The next morning, we left them in Hamilton, Scotland, and headed back down to England, where we stayed with the family my mom used to nanny for back in the 80s in Gloucestershire. They live in an old manor called Ashcroft, and the walls are, I kid you not, more than a foot thick. It was Mom’s birthday, so we had a surprise little party for her, including absolutely delicious chocolate cake and candles (my part of the surprise). We were treated to yet another sumptuous dinner of fish pie (so good, despite how the name instantly makes you skeptical) and some sloe gin (gin made with sloe berries and kept for years—thick like syrup and just as yummy).

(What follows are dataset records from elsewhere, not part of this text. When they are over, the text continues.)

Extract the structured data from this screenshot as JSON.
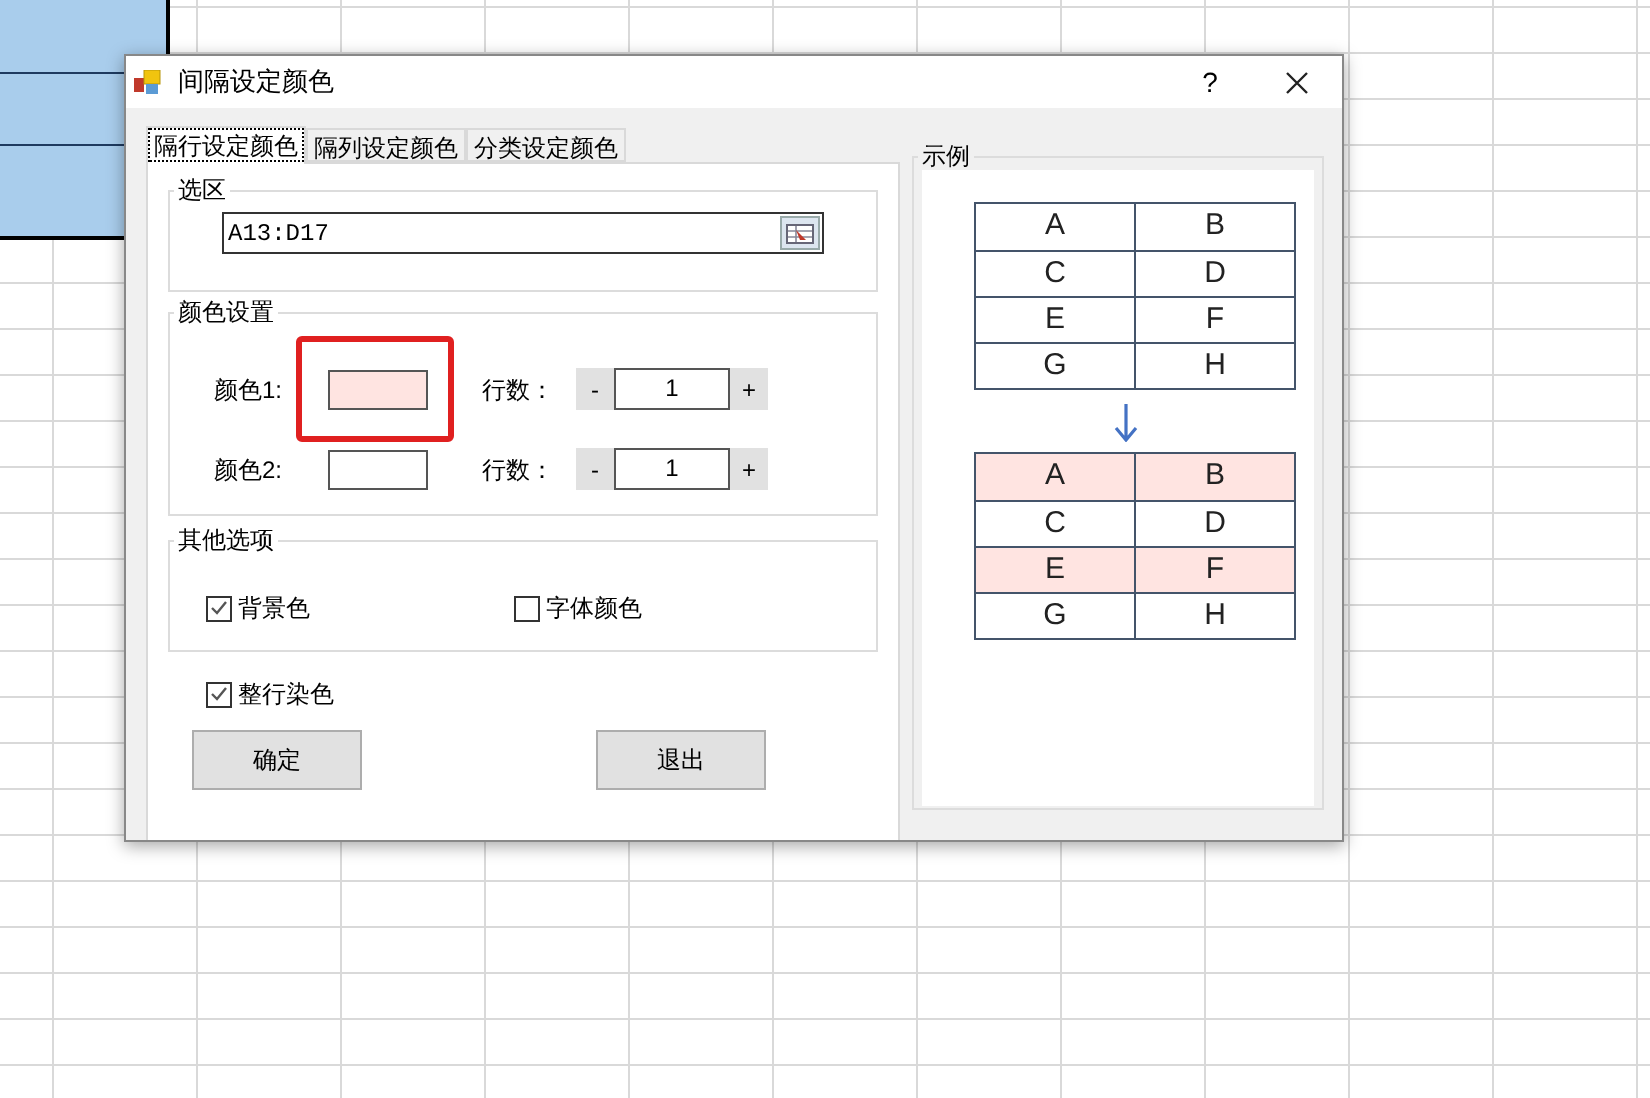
{
  "window": {
    "title": "间隔设定颜色",
    "help": "?"
  },
  "tabs": [
    {
      "label": "隔行设定颜色",
      "selected": true
    },
    {
      "label": "隔列设定颜色",
      "selected": false
    },
    {
      "label": "分类设定颜色",
      "selected": false
    }
  ],
  "selection_group": {
    "title": "选区",
    "range": "A13:D17"
  },
  "color_group": {
    "title": "颜色设置",
    "rows": [
      {
        "label": "颜色1:",
        "color": "#ffe4e1",
        "highlighted": true,
        "count_label": "行数：",
        "minus": "-",
        "count": "1",
        "plus": "+"
      },
      {
        "label": "颜色2:",
        "color": "#ffffff",
        "highlighted": false,
        "count_label": "行数：",
        "minus": "-",
        "count": "1",
        "plus": "+"
      }
    ]
  },
  "other_options": {
    "title": "其他选项",
    "checkboxes": [
      {
        "label": "背景色",
        "checked": true
      },
      {
        "label": "字体颜色",
        "checked": false
      }
    ]
  },
  "whole_row": {
    "label": "整行染色",
    "checked": true
  },
  "buttons": [
    "确定",
    "退出"
  ],
  "example": {
    "title": "示例",
    "before": [
      {
        "cells": [
          "A",
          "B"
        ],
        "shaded": false
      },
      {
        "cells": [
          "C",
          "D"
        ],
        "shaded": false
      },
      {
        "cells": [
          "E",
          "F"
        ],
        "shaded": false
      },
      {
        "cells": [
          "G",
          "H"
        ],
        "shaded": false
      }
    ],
    "after": [
      {
        "cells": [
          "A",
          "B"
        ],
        "shaded": true
      },
      {
        "cells": [
          "C",
          "D"
        ],
        "shaded": false
      },
      {
        "cells": [
          "E",
          "F"
        ],
        "shaded": true
      },
      {
        "cells": [
          "G",
          "H"
        ],
        "shaded": false
      }
    ]
  }
}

Georgina keeps a diary whenever she is at this house, and so, she was able to turn to the exact spot that my mom was there, and read to us about her. They raise alpacas on their property, so the next morning, we got to walk around and see the alpacas and all of their gorgeous property (most of which is let out on long-term leases to sheep farmers or for small crops).
And of course, later that afternoon, we were on our way to yet another old friend of Mom’s. This time, we went to Bath, but we were only there for dinner, because then we were off to Windsor. We stayed that night at the cutest bed and breakfast with the sweetest hosts (Dee and Steve), who made us a beautiful breakfast, let us pay in change (I had more than 50 pounds on the bottom of my purse!), and showed us the way to the castle. We spent the morning at the castle and I got the guard to smile (again!). We thought we had left ourselves plenty of time to get our rental car back to the garage in London, but we pulled in with, literally, only one minute to spare.
The next morning, Natalie and Mom were off to Dublin, where they stayed for three days, taking—from what I’m told—a hilarious tour from Dublin to Galway Bay and the Cliffs of Moher. They got back about 7PM, and because of their genius tour guide (AKA me), we were on the bus back to the exact same airport at 2 the next morning for a flight to Krakow, Poland.
Poland was different from anywhere else we had visited. It was cold. It was dark and gloomy. But there is something really special about Poland that I love. Maybe it’s just because I’ve become such good friends with Kasia and Ewa, so learning about where they are from is fascinating. We stayed in a very nice hotel in the city center of Krakow and had a wonderful Polish dinner of kielbasa (of course), pierogi, cabbage, etc. Mom and Natalie went to Auschwitz/Birkenau, but since I had already visited the concentration camp two winters ago with Ewa, I chose to spend the day with Ewa. We ate good food, walked around the city, found a guy selling bracelets made out of forks, and caught up. Ewa took us to a really lovely dinner in the city center, and then helped us get back to the airport early the next morning.
Packing was quite the chore for Mom and Natalie, but they did it. And then they left me the next morning.
Traveling reveals certain things about people, and can make best friends or enemies out of people, and so it was really special to travel abroad with my mom—just the two of us—for the first time. I loved getting to know her old friends and learn about what her life was like in the UK. So it was, all in all, the best vacation ever.